El piloto lo cogió (húmedo con el sudor del contrabandista) y lo dejó caer en el bolsillo lateral de su camisa de camuflaje. Se puso la mano a la espalda y se secó los dedos en el trasero de sus pantalones cortos.
—Bien —dijo. Y se dio la vuelta dirigiéndose hacia su aparato.
—Sólo un minuto —lo llamó el contrabandista de diamantes, con una nota hosca en su voz.
El piloto se volvió dándole la cara. Pensó: «Es la voz de un sirviente que se ha armado de valor para quejarse de su comida».
—Ajá. ¿Qué pasa?
—Las cosas se están poniendo al rojo vivo. En las minas. No me gusta nada. Ha venido de Londres un pez gordo del Servicio de Inteligencia. Habrás leído algo sobre él.

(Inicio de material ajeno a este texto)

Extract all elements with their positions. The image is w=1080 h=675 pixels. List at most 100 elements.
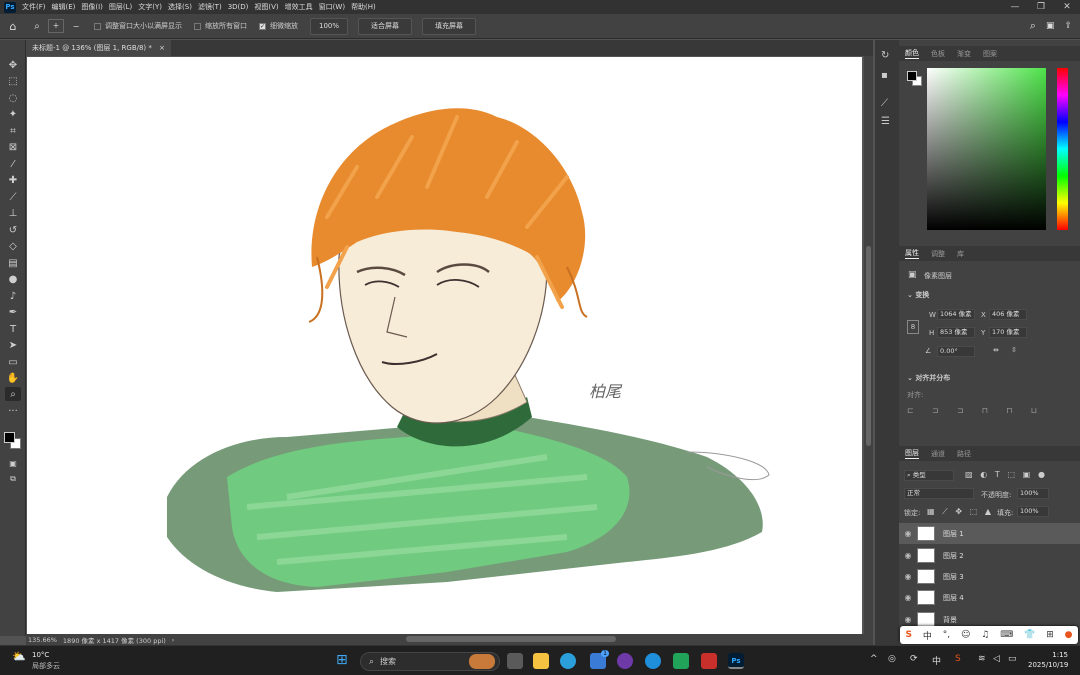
tray-app-icon[interactable]: ◎ xyxy=(888,654,896,664)
color-picker-field[interactable] xyxy=(927,68,1046,230)
vertical-scroll-thumb[interactable] xyxy=(866,246,871,446)
weather-icon[interactable]: ⛅ xyxy=(12,650,26,663)
wps-icon[interactable] xyxy=(701,653,717,669)
fill-field[interactable]: 100% xyxy=(1017,506,1049,517)
photoshop-taskbar-icon[interactable]: Ps xyxy=(728,653,744,669)
wifi-icon[interactable]: ≋ xyxy=(978,654,986,664)
status-arrow-icon[interactable]: › xyxy=(172,636,175,644)
align-bottom-icon[interactable]: ⊔ xyxy=(1031,406,1037,416)
ime-lang-toggle[interactable]: 中 xyxy=(923,629,932,642)
zoom-tool-icon[interactable]: ⌕ xyxy=(26,21,48,32)
filter-adjust-icon[interactable]: ◐ xyxy=(980,470,987,481)
filter-shape-icon[interactable]: ⬚ xyxy=(1008,470,1016,481)
opacity-field[interactable]: 100% xyxy=(1017,488,1049,499)
punctuation-icon[interactable]: °, xyxy=(943,630,950,640)
fill-screen-button[interactable]: 填充屏幕 xyxy=(422,17,477,35)
menu-filter[interactable]: 滤镜(T) xyxy=(198,2,222,12)
emoji-icon[interactable]: ☺ xyxy=(961,630,970,640)
adjust-icon[interactable]: ☰ xyxy=(881,116,890,127)
menu-select[interactable]: 选择(S) xyxy=(168,2,192,12)
screen-mode-icon[interactable]: ⧉ xyxy=(5,472,21,486)
canvas-area[interactable]: 柏尾 xyxy=(26,56,864,634)
brush-tool-icon[interactable]: ⟋ xyxy=(5,190,21,204)
clock-time[interactable]: 1:15 xyxy=(1036,651,1068,659)
frame-tool-icon[interactable]: ⊠ xyxy=(5,140,21,154)
task-view-icon[interactable] xyxy=(507,653,523,669)
filter-pixel-icon[interactable]: ▨ xyxy=(965,470,973,481)
horizontal-scroll-thumb[interactable] xyxy=(406,636,616,642)
quick-mask-icon[interactable]: ▣ xyxy=(5,456,21,470)
menu-3d[interactable]: 3D(D) xyxy=(228,3,249,11)
crop-tool-icon[interactable]: ⌗ xyxy=(5,124,21,138)
lock-position-icon[interactable]: ✥ xyxy=(955,507,962,517)
blend-mode-select[interactable]: 正常 xyxy=(904,488,974,499)
tab-color[interactable]: 颜色 xyxy=(905,48,919,59)
menu-window[interactable]: 窗口(W) xyxy=(319,2,345,12)
tab-patterns[interactable]: 图案 xyxy=(983,49,997,59)
weather-desc[interactable]: 局部多云 xyxy=(32,661,60,671)
more-tools-icon[interactable]: ··· xyxy=(5,404,21,418)
layer-filter-select[interactable]: ⌕ 类型 xyxy=(904,470,954,481)
eyedropper-icon[interactable]: ⁄ xyxy=(5,157,21,171)
tray-ime-lang[interactable]: 中 xyxy=(932,654,941,667)
zoom-tool-active-icon[interactable]: ⌕ xyxy=(5,387,21,401)
tray-chevron-icon[interactable]: ^ xyxy=(870,654,878,664)
scrubby-zoom-checkbox[interactable]: ✓ 细微缩放 xyxy=(259,21,298,31)
tray-sync-icon[interactable]: ⟳ xyxy=(910,654,918,664)
zoom-out-icon[interactable]: − xyxy=(68,22,84,31)
align-left-icon[interactable]: ⊏ xyxy=(907,406,914,416)
battery-icon[interactable]: ▭ xyxy=(1008,654,1017,664)
clock-date[interactable]: 2025/10/19 xyxy=(1028,661,1068,669)
align-right-icon[interactable]: ⊐ xyxy=(957,406,964,416)
menu-view[interactable]: 视图(V) xyxy=(254,2,278,12)
restore-button[interactable]: ❐ xyxy=(1028,0,1054,14)
store-icon[interactable]: 1 xyxy=(590,650,609,669)
link-icon[interactable]: 8 xyxy=(907,320,919,334)
zoom-value-button[interactable]: 100% xyxy=(310,17,349,35)
toolbox-icon[interactable]: ⊞ xyxy=(1046,630,1054,640)
flip-vertical-icon[interactable]: ⇳ xyxy=(1011,346,1017,354)
menu-file[interactable]: 文件(F) xyxy=(22,2,46,12)
status-zoom[interactable]: 135.66% xyxy=(28,636,57,644)
healing-brush-icon[interactable]: ✚ xyxy=(5,173,21,187)
pen-tool-icon[interactable]: ✒ xyxy=(5,305,21,319)
close-button[interactable]: ✕ xyxy=(1054,0,1080,14)
visibility-eye-icon[interactable]: ◉ xyxy=(899,593,917,602)
menu-help[interactable]: 帮助(H) xyxy=(351,2,376,12)
zoom-all-windows-checkbox[interactable]: 缩放所有窗口 xyxy=(194,21,247,31)
tab-adjustments[interactable]: 调整 xyxy=(931,249,945,259)
zoom-in-icon[interactable]: + xyxy=(48,19,64,33)
align-vcenter-icon[interactable]: ⊓ xyxy=(1006,406,1012,416)
menu-edit[interactable]: 编辑(E) xyxy=(52,2,76,12)
document-canvas[interactable]: 柏尾 xyxy=(27,57,862,634)
lock-pixels-icon[interactable]: ⟋ xyxy=(942,507,948,517)
tab-gradients[interactable]: 渐变 xyxy=(957,49,971,59)
resize-windows-checkbox[interactable]: 调整窗口大小以满屏显示 xyxy=(94,21,182,31)
history-brush-icon[interactable]: ↺ xyxy=(5,223,21,237)
lasso-tool-icon[interactable]: ◌ xyxy=(5,91,21,105)
tab-libraries[interactable]: 库 xyxy=(957,249,964,259)
dodge-tool-icon[interactable]: ♪ xyxy=(5,289,21,303)
weather-temp[interactable]: 10°C xyxy=(32,651,49,659)
path-selection-icon[interactable]: ➤ xyxy=(5,338,21,352)
document-tab[interactable]: 未标题-1 @ 136% (图层 1, RGB/8) * × xyxy=(26,40,171,56)
angle-field[interactable]: 0.00° xyxy=(937,346,975,357)
vertical-scrollbar[interactable] xyxy=(864,56,873,634)
menu-plugins[interactable]: 增效工具 xyxy=(285,2,313,12)
keyboard-icon[interactable]: ⌨ xyxy=(1000,630,1013,640)
taskbar-search[interactable]: ⌕ 搜索 xyxy=(360,652,500,671)
width-field[interactable]: 1064 像素 xyxy=(937,309,975,320)
comments-icon[interactable]: ▪ xyxy=(881,70,888,81)
layer-row[interactable]: ◉ 图层 4 xyxy=(899,587,1080,608)
windows-start-icon[interactable]: ⊞ xyxy=(336,653,351,668)
file-explorer-icon[interactable] xyxy=(533,653,549,669)
browser-icon[interactable] xyxy=(617,653,633,669)
magic-wand-icon[interactable]: ✦ xyxy=(5,107,21,121)
tab-close-icon[interactable]: × xyxy=(159,44,165,52)
menu-image[interactable]: 图像(I) xyxy=(81,2,103,12)
filter-smart-icon[interactable]: ▣ xyxy=(1023,470,1031,481)
lock-transparent-icon[interactable]: ▦ xyxy=(927,507,935,517)
workspace-icon[interactable]: ▣ xyxy=(1046,21,1055,31)
share-icon[interactable]: ⇪ xyxy=(1064,21,1072,31)
flip-horizontal-icon[interactable]: ⇹ xyxy=(993,346,999,354)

Sobre este Sillitoe. Dicen que la Diamond Corporation lo ha contratado. Se han introducido muchas reglas nuevas y se ha doblado la vigilancia. Todo eso ha asustado a mis intermediarios. Tuve que ser implacable y, bueno…, uno de ellos, no sé cómo, se cayó en el machacador. Todo esto ha complicado un poco las cosas. He tenido que pagar más. Un diez por ciento extra. Y todavía no están satisfechos. Uno de estos días, uno de los hombres de seguridad pillará a uno de mis intermediarios. Y ya conoces a estos cerdos negros. No soportan una buena paliza. —Miró al piloto a los ojos por un instante, pero al momento desvió la mirada—. La verdad es que dudo que nadie sea capaz de soportar el látigo. Ni yo mismo podría.
—¿Entonces? —preguntó el piloto. Y tras hacer una pausa, añadió—: ¿Quieres que pase tu amenaza a ABC?
—No amenazo a nadie —replicó el otro hombre de inmediato—. Sólo quiero que sepan que las cosas comienzan a ponerse difíciles. Ellos ya deben estar al corriente. Seguro que saben de este hombre Sillitoe. Y mira lo que dijo el presidente en nuestro informe anual: nuestras minas están perdiendo más de dos millones de libras al año por culpa del contrabando y del IDB y poner fin a esta situación es tarea del gobierno. ¿Y qué significa todo esto? Significa «¡Párenme!».